To assign a different hub role, choose from the dropdown list. Here, we've assigned the Author role. See the hub roles descriptions.

Assigning hub author role

For this example, Dynamic Content will show the member now has permission to use two hubs. The hub they could already access, and the hub for which they've been assigned the Author role. Notice how the Development tab isn't shown in Dynamic Content. This is because we assigned the hub Author role which doesn't allow any developer actions.

Hub access for two hubs in DC

Assigning repository roles
Link copied!

You control repository permissions for members and teams by assigning repository roles. The roles can be assigned on a per repository basis to provide different levels of permission for different repositories.

Repository roles can be assigned to:

  • Individual members- From the Members tab, choose 'Edit member' from the contextual menu or the view pane

  • Teams- From the Teams tab, choose 'Edit team' from the teams contextual menu or the view pane

This example shows how to assign repository roles to an individual member.

Open the Edit member pane

In the edit pane, click the switch control for the repository you want to give access. This automatically assigns the same role as set for the parent hub. If the member doesn't already have an assigned role for the parent hub, the hub Member role is automatically assigned.

tip

Use the V (to the left of a hub name) to navigate directly to repositories even if the member or team doesn't yet have access to the parent hub.

Assigning repository and hub roles

Use "Enable all", to assign the role for all repositories in a hub. If different roles are already set on some repositories, they will remain the same. Using "Disable all", disables all roles set for the hub.

tip

If you are using individual and team roles at the same time, roles may be inherited from a team. Where this is the case, a "Team" icon indicates the role is inherited. See Role priority.

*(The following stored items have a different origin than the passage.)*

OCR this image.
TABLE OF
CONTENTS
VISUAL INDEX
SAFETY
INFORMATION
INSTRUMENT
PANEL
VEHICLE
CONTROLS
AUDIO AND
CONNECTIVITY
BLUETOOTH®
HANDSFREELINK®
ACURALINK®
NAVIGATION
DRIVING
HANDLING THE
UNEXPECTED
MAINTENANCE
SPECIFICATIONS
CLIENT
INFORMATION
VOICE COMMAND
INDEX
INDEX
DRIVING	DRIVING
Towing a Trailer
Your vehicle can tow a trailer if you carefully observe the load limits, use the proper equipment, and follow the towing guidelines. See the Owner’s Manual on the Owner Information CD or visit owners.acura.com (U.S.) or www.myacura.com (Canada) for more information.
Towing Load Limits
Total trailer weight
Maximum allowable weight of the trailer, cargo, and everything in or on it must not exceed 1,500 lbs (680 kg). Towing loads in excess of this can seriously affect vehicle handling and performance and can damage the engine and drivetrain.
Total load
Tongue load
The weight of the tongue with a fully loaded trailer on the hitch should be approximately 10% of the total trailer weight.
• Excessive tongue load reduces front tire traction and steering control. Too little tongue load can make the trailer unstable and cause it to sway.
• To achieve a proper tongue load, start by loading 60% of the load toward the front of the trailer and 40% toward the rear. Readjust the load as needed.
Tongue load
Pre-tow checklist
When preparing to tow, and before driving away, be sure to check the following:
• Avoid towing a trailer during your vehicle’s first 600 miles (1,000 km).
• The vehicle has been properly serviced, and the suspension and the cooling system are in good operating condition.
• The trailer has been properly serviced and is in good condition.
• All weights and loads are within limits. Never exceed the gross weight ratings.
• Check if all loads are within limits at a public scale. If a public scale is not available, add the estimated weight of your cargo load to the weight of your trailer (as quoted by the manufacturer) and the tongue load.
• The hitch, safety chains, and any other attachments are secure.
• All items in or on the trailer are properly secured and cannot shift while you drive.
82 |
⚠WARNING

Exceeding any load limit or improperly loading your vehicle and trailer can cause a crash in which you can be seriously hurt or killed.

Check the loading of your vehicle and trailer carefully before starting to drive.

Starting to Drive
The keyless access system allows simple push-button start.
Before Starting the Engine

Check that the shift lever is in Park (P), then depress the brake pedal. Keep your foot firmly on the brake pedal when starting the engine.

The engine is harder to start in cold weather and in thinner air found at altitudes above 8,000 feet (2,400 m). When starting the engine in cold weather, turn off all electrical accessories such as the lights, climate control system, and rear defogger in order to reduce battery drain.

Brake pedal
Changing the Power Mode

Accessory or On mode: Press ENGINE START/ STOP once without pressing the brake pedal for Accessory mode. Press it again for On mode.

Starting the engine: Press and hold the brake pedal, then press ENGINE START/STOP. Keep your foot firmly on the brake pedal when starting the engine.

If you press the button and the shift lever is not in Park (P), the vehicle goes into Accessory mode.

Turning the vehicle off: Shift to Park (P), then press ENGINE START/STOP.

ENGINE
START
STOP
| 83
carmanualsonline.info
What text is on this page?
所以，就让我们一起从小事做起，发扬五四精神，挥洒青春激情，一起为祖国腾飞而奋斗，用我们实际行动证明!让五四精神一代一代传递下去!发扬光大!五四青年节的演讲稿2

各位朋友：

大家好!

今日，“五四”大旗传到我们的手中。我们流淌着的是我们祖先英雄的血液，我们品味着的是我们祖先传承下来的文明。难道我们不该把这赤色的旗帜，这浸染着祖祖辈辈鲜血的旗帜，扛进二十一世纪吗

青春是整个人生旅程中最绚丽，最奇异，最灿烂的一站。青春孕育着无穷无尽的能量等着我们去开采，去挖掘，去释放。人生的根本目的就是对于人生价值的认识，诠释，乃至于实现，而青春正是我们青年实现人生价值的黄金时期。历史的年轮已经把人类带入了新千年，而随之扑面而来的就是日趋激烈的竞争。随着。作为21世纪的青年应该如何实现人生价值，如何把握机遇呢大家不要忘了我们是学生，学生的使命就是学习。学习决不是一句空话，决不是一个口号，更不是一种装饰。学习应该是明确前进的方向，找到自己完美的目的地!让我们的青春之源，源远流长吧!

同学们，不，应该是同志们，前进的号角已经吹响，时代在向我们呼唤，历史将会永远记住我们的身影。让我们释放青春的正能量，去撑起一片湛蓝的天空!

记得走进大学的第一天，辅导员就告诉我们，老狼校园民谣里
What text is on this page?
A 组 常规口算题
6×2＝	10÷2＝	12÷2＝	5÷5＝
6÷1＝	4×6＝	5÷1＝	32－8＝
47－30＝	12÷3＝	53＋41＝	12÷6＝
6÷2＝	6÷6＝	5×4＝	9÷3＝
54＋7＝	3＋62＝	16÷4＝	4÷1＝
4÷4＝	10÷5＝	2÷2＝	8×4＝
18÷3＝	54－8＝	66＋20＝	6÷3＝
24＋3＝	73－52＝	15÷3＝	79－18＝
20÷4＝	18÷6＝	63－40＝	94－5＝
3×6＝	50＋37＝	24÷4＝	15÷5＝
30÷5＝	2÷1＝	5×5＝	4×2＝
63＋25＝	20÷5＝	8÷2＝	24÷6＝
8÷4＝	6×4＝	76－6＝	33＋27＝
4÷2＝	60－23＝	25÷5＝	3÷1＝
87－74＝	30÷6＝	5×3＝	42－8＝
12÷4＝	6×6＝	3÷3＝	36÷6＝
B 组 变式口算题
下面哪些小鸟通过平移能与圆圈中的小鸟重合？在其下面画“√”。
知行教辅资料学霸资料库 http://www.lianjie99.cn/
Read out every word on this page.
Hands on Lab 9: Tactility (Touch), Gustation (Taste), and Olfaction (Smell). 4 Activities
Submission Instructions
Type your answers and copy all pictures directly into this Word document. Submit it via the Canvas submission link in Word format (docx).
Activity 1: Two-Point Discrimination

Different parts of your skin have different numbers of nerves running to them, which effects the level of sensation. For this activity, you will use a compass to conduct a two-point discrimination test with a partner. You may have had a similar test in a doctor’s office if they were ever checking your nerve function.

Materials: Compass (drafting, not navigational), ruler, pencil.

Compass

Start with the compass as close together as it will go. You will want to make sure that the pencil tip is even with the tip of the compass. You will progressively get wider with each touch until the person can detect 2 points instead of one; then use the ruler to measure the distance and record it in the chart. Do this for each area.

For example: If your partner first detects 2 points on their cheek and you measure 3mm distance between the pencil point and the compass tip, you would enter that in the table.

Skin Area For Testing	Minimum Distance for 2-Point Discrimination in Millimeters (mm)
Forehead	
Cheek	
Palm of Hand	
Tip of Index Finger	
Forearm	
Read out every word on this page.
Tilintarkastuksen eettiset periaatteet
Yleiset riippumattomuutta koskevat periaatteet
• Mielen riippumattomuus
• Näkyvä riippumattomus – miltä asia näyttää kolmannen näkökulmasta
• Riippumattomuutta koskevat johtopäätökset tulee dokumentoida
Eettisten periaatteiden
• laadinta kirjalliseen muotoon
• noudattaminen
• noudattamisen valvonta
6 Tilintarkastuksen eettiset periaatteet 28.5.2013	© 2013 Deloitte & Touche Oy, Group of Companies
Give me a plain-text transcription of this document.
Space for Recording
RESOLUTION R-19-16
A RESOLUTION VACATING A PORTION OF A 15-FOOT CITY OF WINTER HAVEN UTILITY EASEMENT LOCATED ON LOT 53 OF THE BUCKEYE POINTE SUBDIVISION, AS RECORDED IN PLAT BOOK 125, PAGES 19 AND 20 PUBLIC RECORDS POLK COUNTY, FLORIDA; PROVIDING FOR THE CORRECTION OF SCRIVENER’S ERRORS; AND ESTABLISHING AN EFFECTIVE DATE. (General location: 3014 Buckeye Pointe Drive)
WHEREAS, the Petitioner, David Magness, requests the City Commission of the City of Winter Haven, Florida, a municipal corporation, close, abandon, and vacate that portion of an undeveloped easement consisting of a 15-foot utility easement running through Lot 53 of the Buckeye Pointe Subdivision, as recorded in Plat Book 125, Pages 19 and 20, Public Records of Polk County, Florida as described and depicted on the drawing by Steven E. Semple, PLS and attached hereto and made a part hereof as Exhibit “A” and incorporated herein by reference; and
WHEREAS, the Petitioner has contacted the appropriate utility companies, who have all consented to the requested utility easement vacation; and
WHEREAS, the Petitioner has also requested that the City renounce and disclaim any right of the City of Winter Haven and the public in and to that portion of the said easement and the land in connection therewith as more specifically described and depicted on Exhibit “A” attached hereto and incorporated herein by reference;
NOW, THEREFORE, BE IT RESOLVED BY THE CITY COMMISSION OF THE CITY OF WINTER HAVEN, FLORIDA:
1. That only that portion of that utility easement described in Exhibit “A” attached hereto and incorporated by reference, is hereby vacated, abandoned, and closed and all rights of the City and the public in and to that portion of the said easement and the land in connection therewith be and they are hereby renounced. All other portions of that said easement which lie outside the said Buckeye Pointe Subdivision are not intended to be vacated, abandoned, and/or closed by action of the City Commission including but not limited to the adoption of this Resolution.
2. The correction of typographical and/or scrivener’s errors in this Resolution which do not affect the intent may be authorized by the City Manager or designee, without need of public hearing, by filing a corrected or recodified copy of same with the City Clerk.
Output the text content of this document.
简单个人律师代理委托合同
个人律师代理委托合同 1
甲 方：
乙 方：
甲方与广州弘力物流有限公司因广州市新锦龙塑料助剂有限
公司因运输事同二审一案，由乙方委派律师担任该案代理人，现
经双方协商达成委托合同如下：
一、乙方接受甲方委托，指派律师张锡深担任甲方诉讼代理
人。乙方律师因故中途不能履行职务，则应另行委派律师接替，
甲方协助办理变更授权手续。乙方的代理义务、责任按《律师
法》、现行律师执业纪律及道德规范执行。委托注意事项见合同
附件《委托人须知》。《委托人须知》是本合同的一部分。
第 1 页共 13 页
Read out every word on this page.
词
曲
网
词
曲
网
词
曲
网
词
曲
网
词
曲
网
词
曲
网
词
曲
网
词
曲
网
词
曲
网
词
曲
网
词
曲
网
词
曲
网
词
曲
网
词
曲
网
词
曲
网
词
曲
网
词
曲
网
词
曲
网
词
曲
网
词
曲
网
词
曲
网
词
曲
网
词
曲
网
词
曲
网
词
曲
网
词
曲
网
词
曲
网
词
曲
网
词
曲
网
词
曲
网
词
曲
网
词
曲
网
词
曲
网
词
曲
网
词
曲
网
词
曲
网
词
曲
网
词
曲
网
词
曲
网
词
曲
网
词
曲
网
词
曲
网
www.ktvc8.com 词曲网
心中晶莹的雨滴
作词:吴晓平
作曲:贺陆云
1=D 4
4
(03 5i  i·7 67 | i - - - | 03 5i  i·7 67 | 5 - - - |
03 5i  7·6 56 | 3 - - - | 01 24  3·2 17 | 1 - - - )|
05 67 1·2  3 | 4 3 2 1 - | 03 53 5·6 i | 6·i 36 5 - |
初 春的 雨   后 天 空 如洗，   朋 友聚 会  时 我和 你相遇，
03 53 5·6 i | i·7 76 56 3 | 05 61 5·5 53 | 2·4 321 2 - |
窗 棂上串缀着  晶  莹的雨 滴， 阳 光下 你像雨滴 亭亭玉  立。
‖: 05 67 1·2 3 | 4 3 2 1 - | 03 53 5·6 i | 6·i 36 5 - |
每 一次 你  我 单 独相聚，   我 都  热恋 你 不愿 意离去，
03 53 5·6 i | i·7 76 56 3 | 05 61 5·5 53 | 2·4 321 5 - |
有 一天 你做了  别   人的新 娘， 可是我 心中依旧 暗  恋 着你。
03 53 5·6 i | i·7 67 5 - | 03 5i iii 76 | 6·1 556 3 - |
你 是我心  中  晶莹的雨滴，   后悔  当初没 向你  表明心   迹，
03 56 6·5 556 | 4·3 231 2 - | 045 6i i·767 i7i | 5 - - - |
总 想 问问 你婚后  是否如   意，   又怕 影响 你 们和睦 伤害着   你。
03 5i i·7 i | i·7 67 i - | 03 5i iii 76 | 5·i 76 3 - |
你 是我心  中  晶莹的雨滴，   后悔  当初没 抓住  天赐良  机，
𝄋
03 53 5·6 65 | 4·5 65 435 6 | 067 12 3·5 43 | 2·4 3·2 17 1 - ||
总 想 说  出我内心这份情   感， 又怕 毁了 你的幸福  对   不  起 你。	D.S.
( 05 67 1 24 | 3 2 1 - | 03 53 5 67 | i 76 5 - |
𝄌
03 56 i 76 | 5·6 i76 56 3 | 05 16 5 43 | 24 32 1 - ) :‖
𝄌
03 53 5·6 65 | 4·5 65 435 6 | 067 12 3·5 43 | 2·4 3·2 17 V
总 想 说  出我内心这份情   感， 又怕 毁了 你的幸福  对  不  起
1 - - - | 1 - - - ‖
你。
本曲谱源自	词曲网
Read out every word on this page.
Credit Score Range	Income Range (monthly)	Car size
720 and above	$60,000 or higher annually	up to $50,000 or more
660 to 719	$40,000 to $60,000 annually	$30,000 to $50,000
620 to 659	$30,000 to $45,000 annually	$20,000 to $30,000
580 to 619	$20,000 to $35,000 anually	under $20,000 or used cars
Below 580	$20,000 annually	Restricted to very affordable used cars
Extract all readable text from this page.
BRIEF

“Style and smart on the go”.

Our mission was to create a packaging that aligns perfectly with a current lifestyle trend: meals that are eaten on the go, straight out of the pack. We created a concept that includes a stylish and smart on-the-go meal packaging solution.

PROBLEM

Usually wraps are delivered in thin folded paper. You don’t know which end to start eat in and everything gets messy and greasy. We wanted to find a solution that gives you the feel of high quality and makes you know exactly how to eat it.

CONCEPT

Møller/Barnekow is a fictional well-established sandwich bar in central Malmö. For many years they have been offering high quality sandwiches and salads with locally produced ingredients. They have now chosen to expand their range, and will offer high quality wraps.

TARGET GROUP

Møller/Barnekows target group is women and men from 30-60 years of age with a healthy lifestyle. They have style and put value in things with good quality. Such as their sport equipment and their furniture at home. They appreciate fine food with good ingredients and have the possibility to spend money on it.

When you've assigned the required roles and saved your changes, a notification confirms the saved changes. Looking in Dynamic Content, you can see that the user now has access to the repositories for which you assigned roles.

Assigning repository and hub roles

Viewing assigned roles
Link copied!

Use the view pane for a clear view of assigned roles. Unlike the edit pane, which lists all hubs and repositories in an organization, the view pane lists only the hubs and repositories to which access is given.

To view assigned roles for an individual member: From the Members tab, click on the member in the list. The view member pane is displayed.

To view assigned roles for a team: From the Teams tab, click on the team in the list. The view team pane is displayed.

You can use the search to find the specific hub or role for which a role is set.